His head reared back as if slapped. “Temple—”
“And you think Tatyana is a demanding taskmaster.” She kissed her forefinger and pressed it to his lips to shut him up. “You’ve got the same smoldering dark brown Latin eyes José Juarez does, and a swimmer is as supple and strong as a fencer. You can out-tango him any day. The pasodoble is yours if you want it. You got me away from Max, didn’t you?”
Talk about pressing someone’s buttons. Talk about motivation.
He looked shocked, angry, turned-on.
He looked ready for the pasodoble.
Hell, he looked ready for Max.
But all he had at hand was her.
Matt seized Temple and pasted her to him like a paper doll, his long gliding strides propelling her backwards while he stared into her eyes as intently as a cobra practicing hypnosis. He spun her left and then right, ending each dizzying twirl with a full frontal embrace that hot-glued them together from neck to knee. This dance should be banned in Boston.

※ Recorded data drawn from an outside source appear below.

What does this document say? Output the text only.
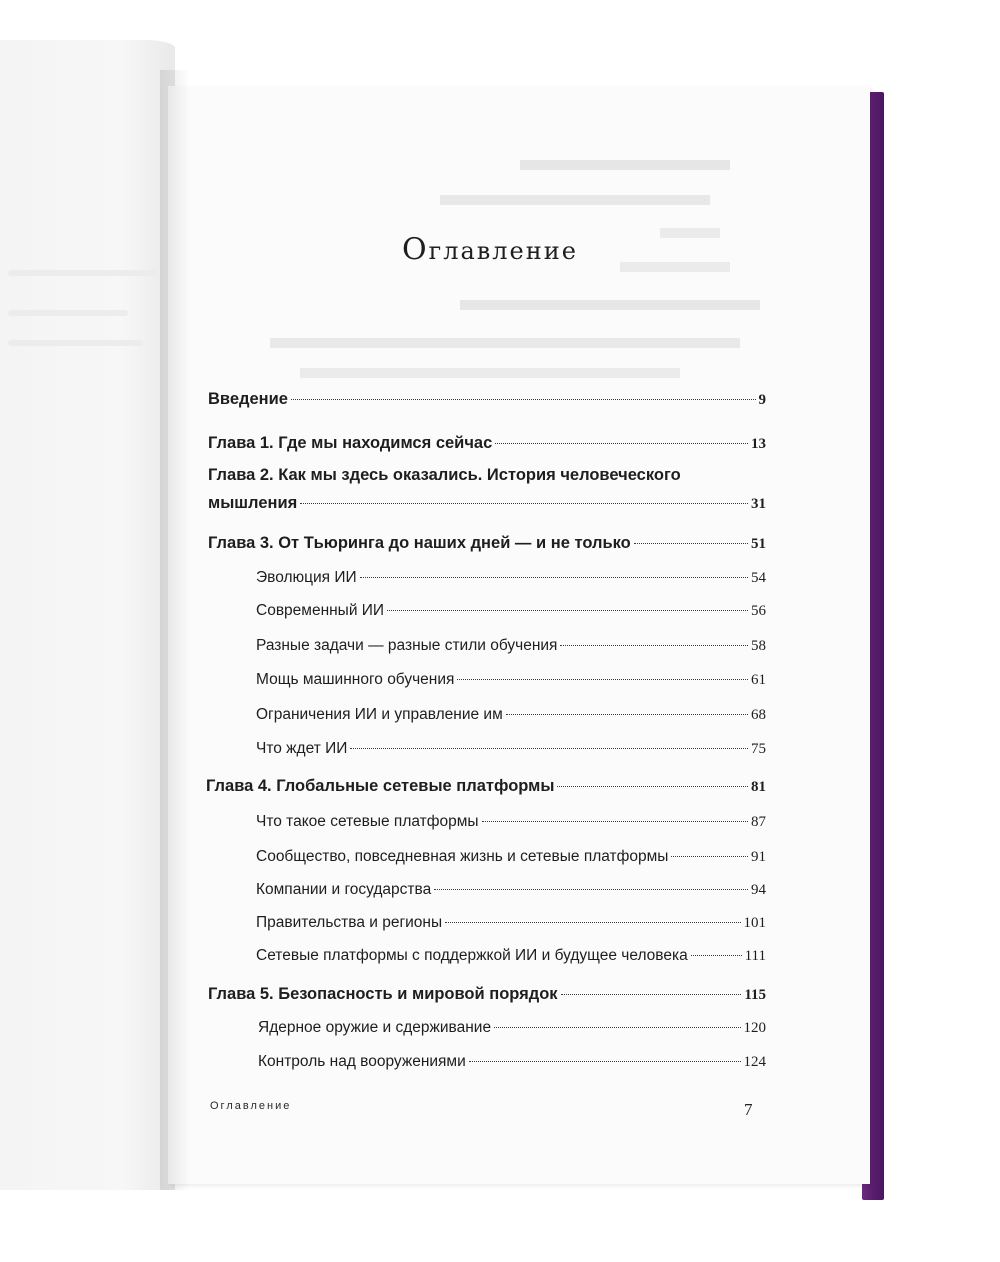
Оглавление
Введение	9
Глава 1. Где мы находимся сейчас	13
Глава 2. Как мы здесь оказались. История человеческого
мышления	31
Глава 3. От Тьюринга до наших дней — и не только	51
Эволюция ИИ	54
Современный ИИ	56
Разные задачи — разные стили обучения	58
Мощь машинного обучения	61
Ограничения ИИ и управление им	68
Что ждет ИИ	75
Глава 4. Глобальные сетевые платформы	81
Что такое сетевые платформы	87
Сообщество, повседневная жизнь и сетевые платформы	91
Компании и государства	94
Правительства и регионы	101
Сетевые платформы с поддержкой ИИ и будущее человека	111
Глава 5. Безопасность и мировой порядок	115
Ядерное оружие и сдерживание	120
Контроль над вооружениями	124
Оглавление	7
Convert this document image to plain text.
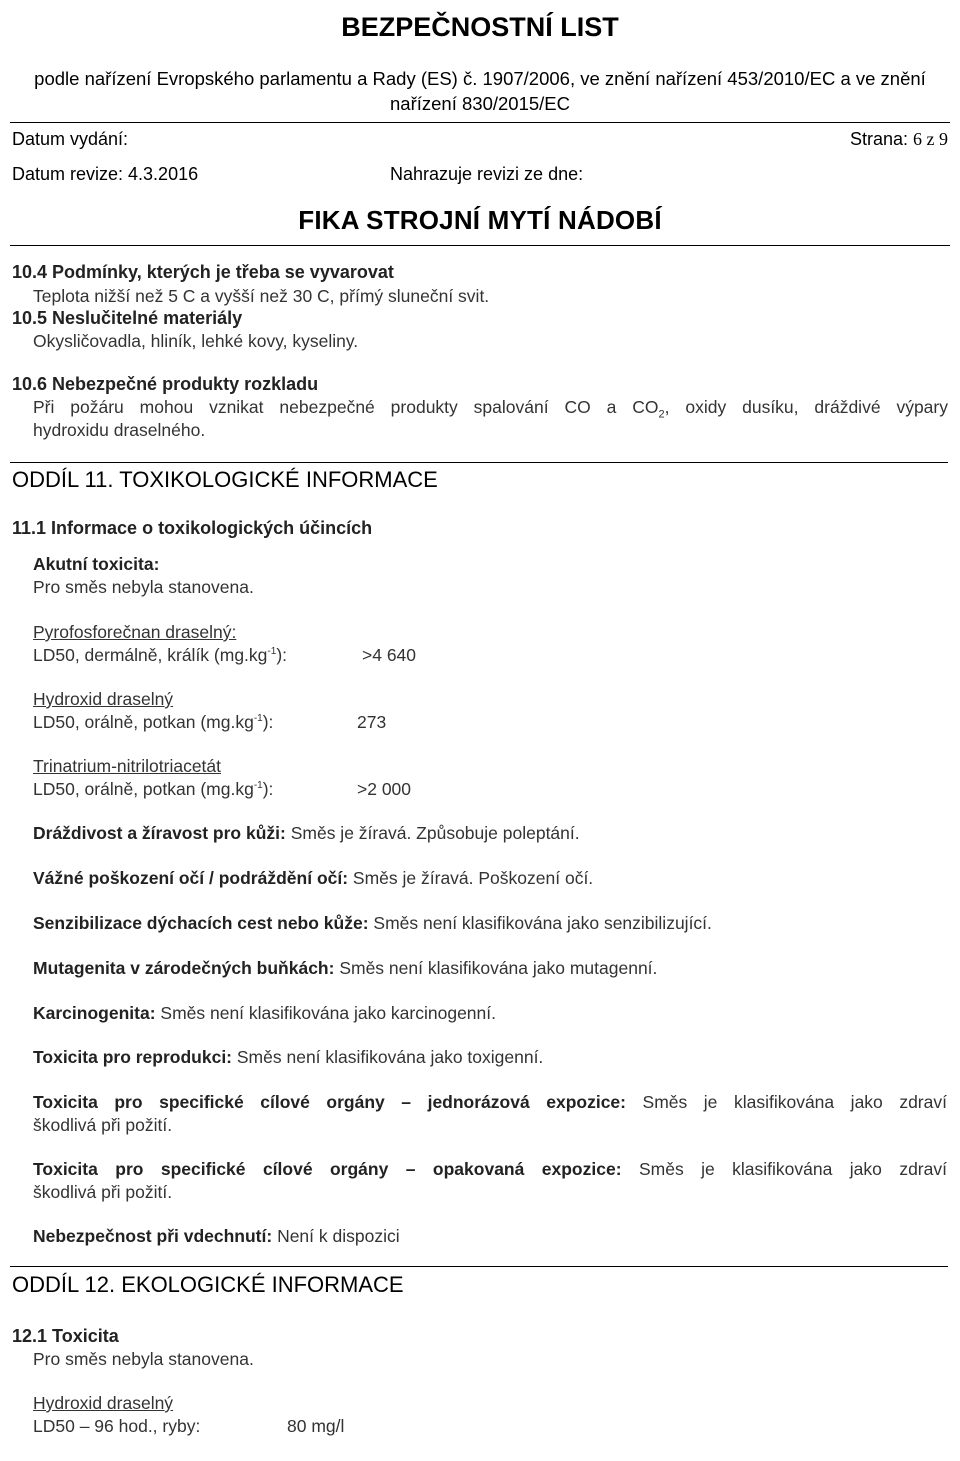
BEZPEČNOSTNÍ LIST
podle nařízení Evropského parlamentu a Rady (ES) č. 1907/2006, ve znění nařízení 453/2010/EC a ve znění
nařízení 830/2015/EC
Datum vydání:	Strana: 6 z 9
Datum revize: 4.3.2016	Nahrazuje revizi ze dne:
FIKA STROJNÍ MYTÍ NÁDOBÍ
10.4 Podmínky, kterých je třeba se vyvarovat
Teplota nižší než 5 C a vyšší než 30 C, přímý sluneční svit.
10.5 Neslučitelné materiály
Okysličovadla, hliník, lehké kovy, kyseliny.
10.6 Nebezpečné produkty rozkladu
Při požáru mohou vznikat nebezpečné produkty spalování CO a $CO_2$, oxidy dusíku, dráždivé výpary
hydroxidu draselného.
ODDÍL 11. TOXIKOLOGICKÉ INFORMACE
11.1 Informace o toxikologických účincích
Akutní toxicita:
Pro směs nebyla stanovena.
Pyrofosforečnan draselný:
LD50, dermálně, králík $(mg.kg^{-1})$:	>4 640
Hydroxid draselný
LD50, orálně, potkan $(mg.kg^{-1})$:	273
Trinatrium-nitrilotriacetát
LD50, orálně, potkan $(mg.kg^{-1})$:	>2 000
Dráždivost a žíravost pro kůži: Směs je žíravá. Způsobuje poleptání.
Vážné poškození očí / podráždění očí: Směs je žíravá. Poškození očí.
Senzibilizace dýchacích cest nebo kůže: Směs není klasifikována jako senzibilizující.
Mutagenita v zárodečných buňkách: Směs není klasifikována jako mutagenní.
Karcinogenita: Směs není klasifikována jako karcinogenní.
Toxicita pro reprodukci: Směs není klasifikována jako toxigenní.
Toxicita pro specifické cílové orgány – jednorázová expozice: Směs je klasifikována jako zdraví
škodlivá při požití.
Toxicita pro specifické cílové orgány – opakovaná expozice: Směs je klasifikována jako zdraví
škodlivá při požití.
Nebezpečnost při vdechnutí: Není k dispozici
ODDÍL 12. EKOLOGICKÉ INFORMACE
12.1 Toxicita
Pro směs nebyla stanovena.
Hydroxid draselný
LD50 – 96 hod., ryby:	80 mg/l
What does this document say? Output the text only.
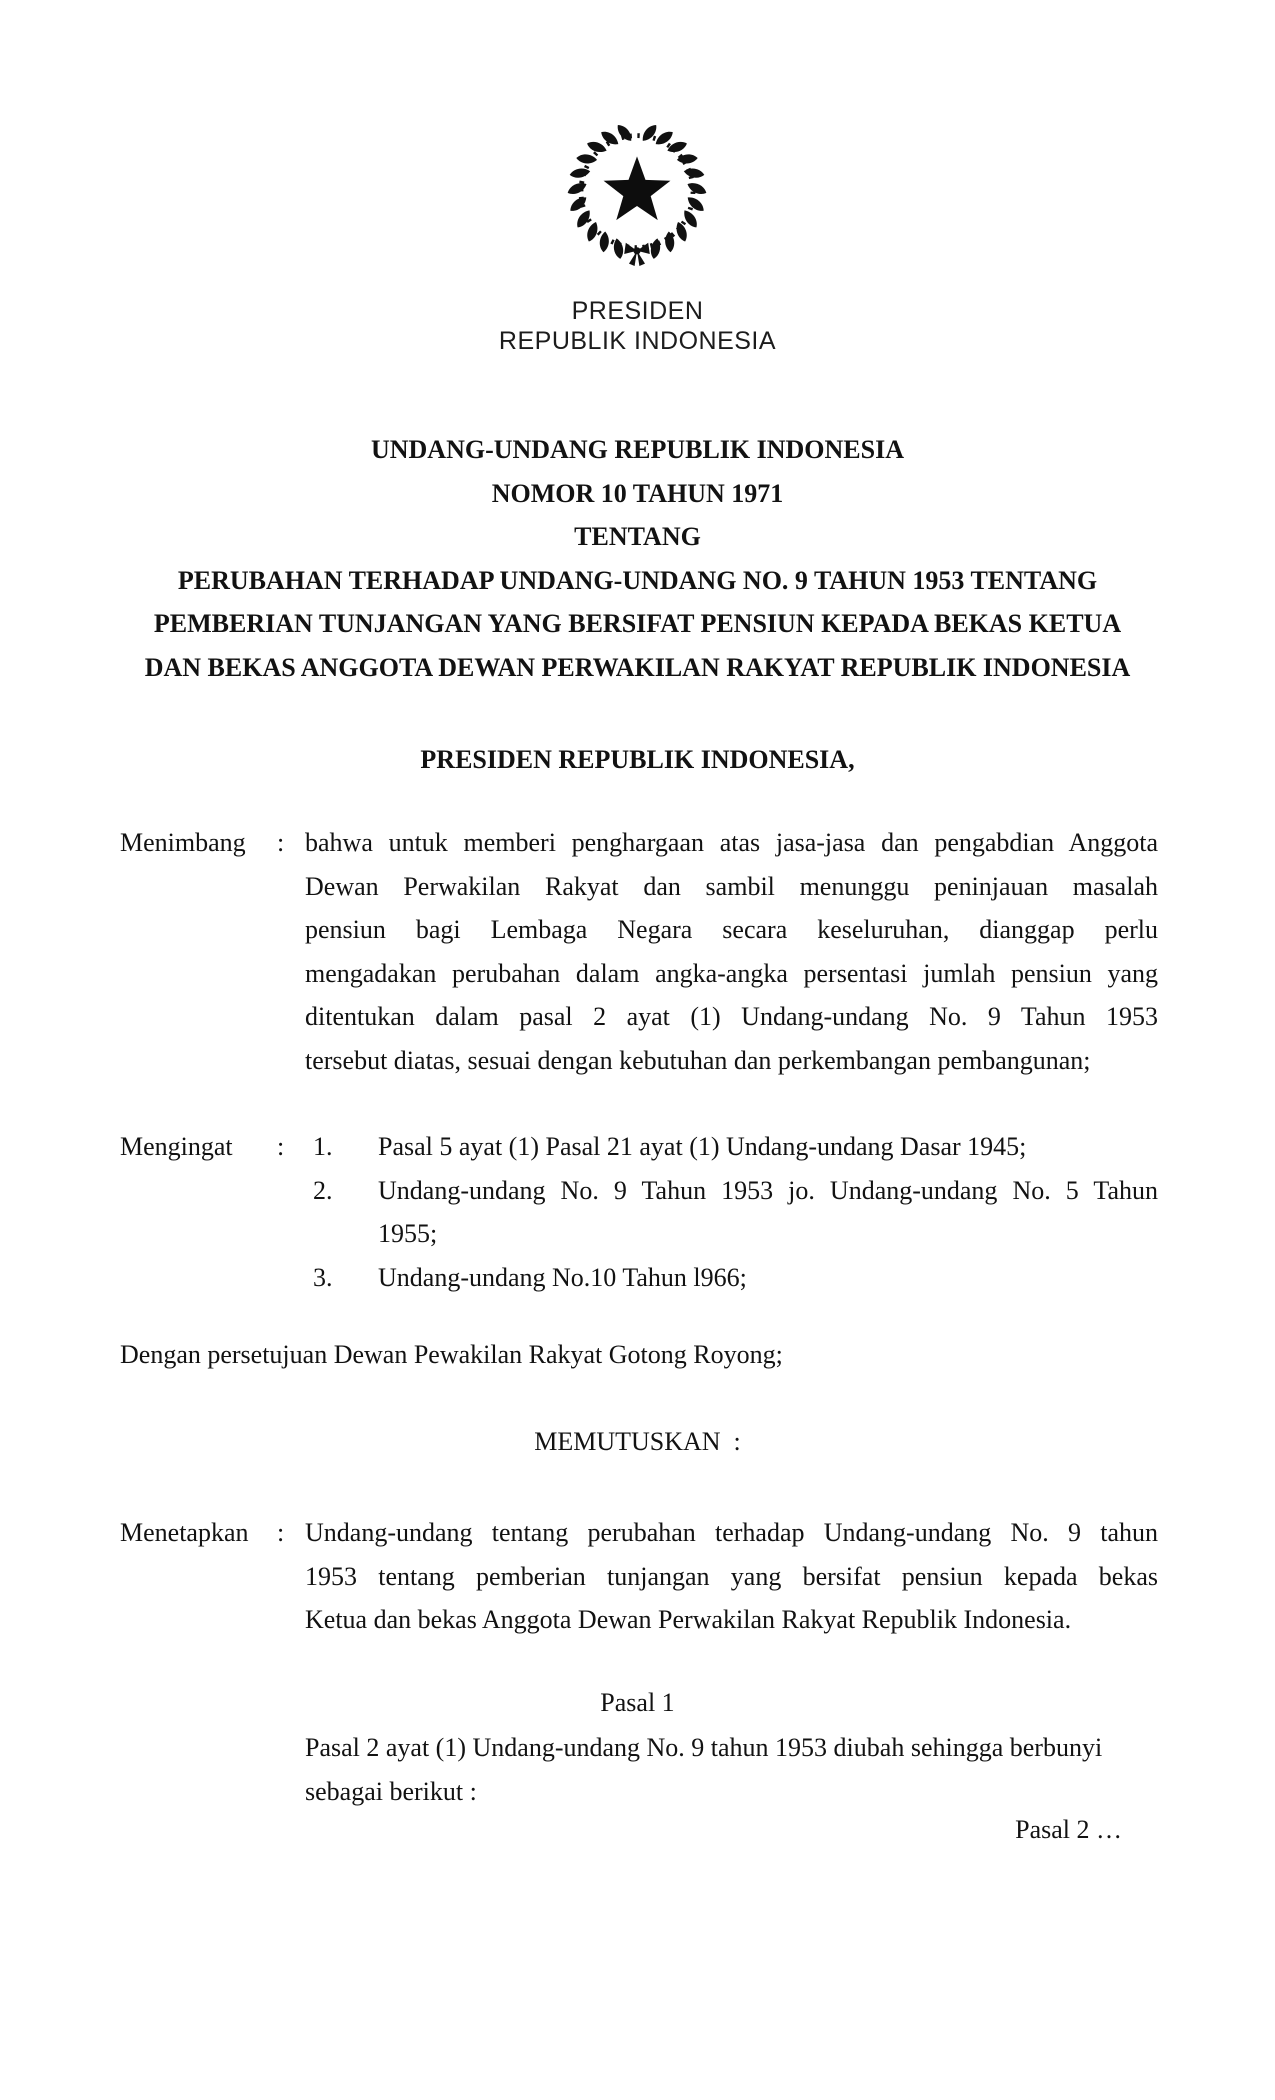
PRESIDEN
REPUBLIK INDONESIA
UNDANG-UNDANG REPUBLIK INDONESIA
NOMOR 10 TAHUN 1971
TENTANG
PERUBAHAN TERHADAP UNDANG-UNDANG NO. 9 TAHUN 1953 TENTANG
PEMBERIAN TUNJANGAN YANG BERSIFAT PENSIUN KEPADA BEKAS KETUA
DAN BEKAS ANGGOTA DEWAN PERWAKILAN RAKYAT REPUBLIK INDONESIA
PRESIDEN REPUBLIK INDONESIA,
Menimbang	: bahwa untuk memberi penghargaan atas jasa-jasa dan pengabdian Anggota
Dewan Perwakilan Rakyat dan sambil menunggu peninjauan masalah
pensiun bagi Lembaga Negara secara keseluruhan, dianggap perlu
mengadakan perubahan dalam angka-angka persentasi jumlah pensiun yang
ditentukan dalam pasal 2 ayat (1) Undang-undang No. 9 Tahun 1953
tersebut diatas, sesuai dengan kebutuhan dan perkembangan pembangunan;
Mengingat	:	1.	Pasal 5 ayat (1) Pasal 21 ayat (1) Undang-undang Dasar 1945;
2.	Undang-undang No. 9 Tahun 1953 jo. Undang-undang No. 5 Tahun
1955;
3.	Undang-undang No.10 Tahun l966;
Dengan persetujuan Dewan Pewakilan Rakyat Gotong Royong;
MEMUTUSKAN  :
Menetapkan	: Undang-undang tentang perubahan terhadap Undang-undang No. 9 tahun
1953 tentang pemberian tunjangan yang bersifat pensiun kepada bekas
Ketua dan bekas Anggota Dewan Perwakilan Rakyat Republik Indonesia.
Pasal 1
Pasal 2 ayat (1) Undang-undang No. 9 tahun 1953 diubah sehingga berbunyi
sebagai berikut :
Pasal 2 …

Temple wasn’t aware of her feet touching the ground and they didn’t need to. Matt flung her around with such skill and authority that she couldn’t think of anything other than being caught in a sensual eddy of motion that had her stomach lurching like she was plummeting over the scary top of a Ferris wheel or experiencing sudden serial stabs of pure lust, pardon the oxymoron. . . .
He dipped her parallel to the floor, leaning closely over her, never breaking their gaze, and let her settle there gently, only his braced arms on either side of her shoulders keeping him from pinning her to the hardwood in an R-rated hip-lock.